In a similar smuggling scheme in November, a passenger was busted with a knife hidden deep within the bowels of his laptop at Richmond International Airport. A TSA officer thought something was awry after spotting what appeared to be a knife inside the flyer’s carry-on luggage — but when officers searched the bag, they couldn’t find the weapon.
At long last, officials realized that the knife was “in the computer,” à la “Zoolander.” They disassembled the machine and discovered a double-edged blade taped to the computer’s inner circuitry.

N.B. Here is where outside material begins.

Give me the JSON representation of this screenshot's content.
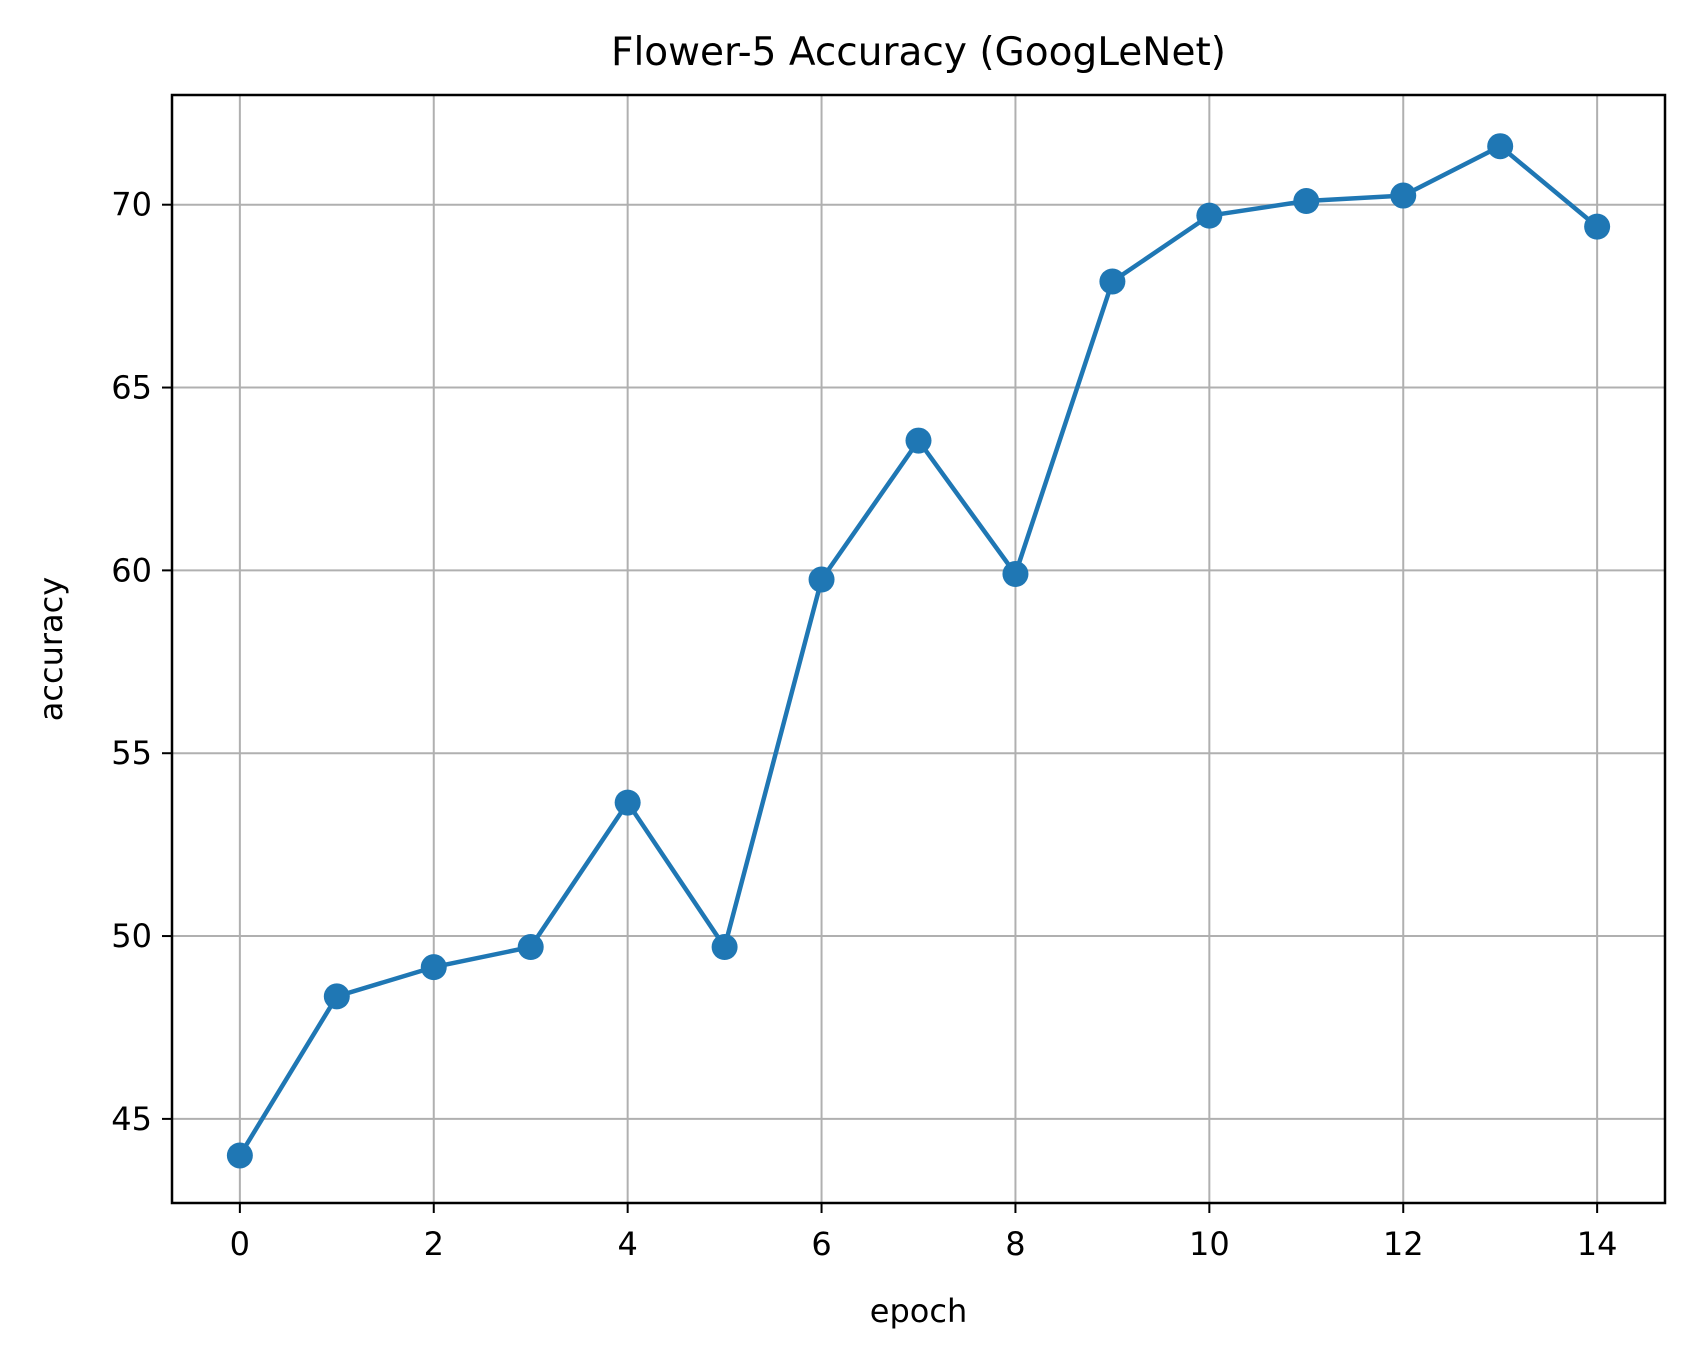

Officers confiscated the knife and allowed the blade-runner to continue his travels.
A real gun-slinger
TSA officers grew suspicious after a scanner went off while screening a sling-wearing passenger at New York’s Frederick Douglass Greater Rochester International Airport. They asked the traveler to remove the cast and put it in a bin, and he then explained it was heavy due to having metal in it. It turned out, however, he was not lying about its heft: the sling had a loaded handgun concealed inside like a James Bond movie weapon.
The flyer claimed he’d forgotten about the gun, which was located just inches from his trigger finger.
Guitar cases are often seen being used to conceal, say, machine guns in noir gangster flicks. However, one enterprising flyer flipped the script after smuggling three cattle prods in his instrument holder at Dulles International Airport in Washington D.C. After making the shocking discovery, TSA allowed him to repack them into his checked luggage.
“Sometimes people get the feeling that they are being herded through airports, but this is certainly no solution!” TSA spokesperson Lisa Farbstein quipped in a Tweet.
TSA agents learned that money can be a crutch after confiscating a pair of braces crammed with soiled money at the airport in El Paso Texas, per the video countdown. However, it’s not clear when they made the discovery.
Either way, taking away the dough might’ve left this smuggler without a financial leg to stand on.
The most explosive discovery occurred in July when a Milwaukee TSA official identified a bomb-shaped image on an X-ray. The passenger explained that it was a replica grenade he’d bought for his son while at an air show in Oshkosh.
Milwaukee County sheriff’s deputies were dispatched to the checkpoint, where they verified that the explosive was inert.
The grenade was confiscated and the passenger was cited.